The disorder is almost never inherited; it most commonly arises through the improper distribution of chromosomes during the formation of eggs or sperm.

== Mechanism ==
The tetrasomy is typically caused by the incorrect distribution of chromosomes during meiosis or mitosis, called nondisjunction. When cell division occurs normally, each daughter cell receives one short arm and one long arm of each chromosome. However, errors during this process may cause one daughter cell to receive two short arms of chromosome 9, while the other cell receives two long arms. The identical arms are subsequently connected via a centromere. In most cases, isochromosomes of 9p contain two centromeres, called a dicentric chromosome.
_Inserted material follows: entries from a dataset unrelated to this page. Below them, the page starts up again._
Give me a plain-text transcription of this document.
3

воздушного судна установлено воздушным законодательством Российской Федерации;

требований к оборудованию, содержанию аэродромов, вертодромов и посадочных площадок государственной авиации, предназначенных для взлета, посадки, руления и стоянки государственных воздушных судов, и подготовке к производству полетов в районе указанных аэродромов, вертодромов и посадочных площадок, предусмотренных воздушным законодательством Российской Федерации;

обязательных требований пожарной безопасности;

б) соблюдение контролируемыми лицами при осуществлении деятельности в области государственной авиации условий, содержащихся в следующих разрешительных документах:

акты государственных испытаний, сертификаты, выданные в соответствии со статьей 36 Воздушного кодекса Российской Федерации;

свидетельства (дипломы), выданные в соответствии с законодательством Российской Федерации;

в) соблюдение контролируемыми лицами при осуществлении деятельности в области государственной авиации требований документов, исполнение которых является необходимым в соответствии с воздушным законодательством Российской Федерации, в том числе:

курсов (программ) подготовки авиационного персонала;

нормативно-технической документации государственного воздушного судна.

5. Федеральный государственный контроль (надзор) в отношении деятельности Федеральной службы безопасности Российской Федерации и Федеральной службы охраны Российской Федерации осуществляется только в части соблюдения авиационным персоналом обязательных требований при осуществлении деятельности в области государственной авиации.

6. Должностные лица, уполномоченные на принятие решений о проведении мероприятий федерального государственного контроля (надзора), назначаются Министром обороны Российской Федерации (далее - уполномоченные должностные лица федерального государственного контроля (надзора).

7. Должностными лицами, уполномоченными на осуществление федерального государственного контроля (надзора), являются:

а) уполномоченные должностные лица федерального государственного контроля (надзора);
The tetrasomy can also be formed independently of cell division. Double stranded breaks in the short arm of chromosome 9 may be repaired incorrectly, resulting in the formation of an isochromosome of 9p with a single centromere. This isochromosome can then be passed on during cell division.

=== Mosaicism ===
In most cases, affected individuals carry the tetrasomy in every cell in their bodies. However, some people have the tetrasomy in some of their tissues but not in others; this is referred to as the mosaic form of the syndrome, and often results in less severe symptoms. Non-mosaic tetrasomy 9p is most often the result of abnormal chromosome separation during the formation of eggs or sperm. In contrast, the mosaic form is often a result of a nondisjunction event that occurs early in embryonic development. The type and number of tissues affected in the mosaic form is dependent upon the timing and location of the abnormal division within the developing embryo.

== Diagnosis ==
After birth, galactose-1-phosphate uridyltransferase (GALT) activity in the infant's blood is measured. GALT is regulated by a protein encoded on chromosome 9p, so irregular levels of GALT activity may indicate an underlying chromosomal abnormality. Abnormal results are followed by analysis of blood, skin, and inner cheek cells, typically via fluorescence in situ hybridization, which allows genetic counsellors to physically view the chromosomal composition of the cells. Analysis of more than one tissue type is necessary in order to determine if the tetrasomy is present in its mosaic form. If tetrasomy 9p is confirmed, chromosomal analysis of additional tissue types may be performed in order to estimate the ratio of affected cells in the body.

== Prognosis ==
Though the outcome for individuals with either form of the tetrasomy is highly variable, mosaic individuals consistently experience a more favourable outcome than those with the non-mosaic form. Some affected infants die shortly after birth, particularly those with the non-mosaic tetrasomy. Many patients do not survive to reproductive age, while others are able to function relatively normally in a school or workplace setting. Early diagnosis and intervention has been shown to have a strong positive influence on the prognosis.

=== Recurrence risk ===
Since tetrasomy 9p is not usually inherited, the risk of a couple having a second child with the disorder is minimal. While patients often do not survive to reproductive age, those who do may or may not be fertile. The risk of a patient's child inheriting the disorder is largely dependent on the details of the individual's case.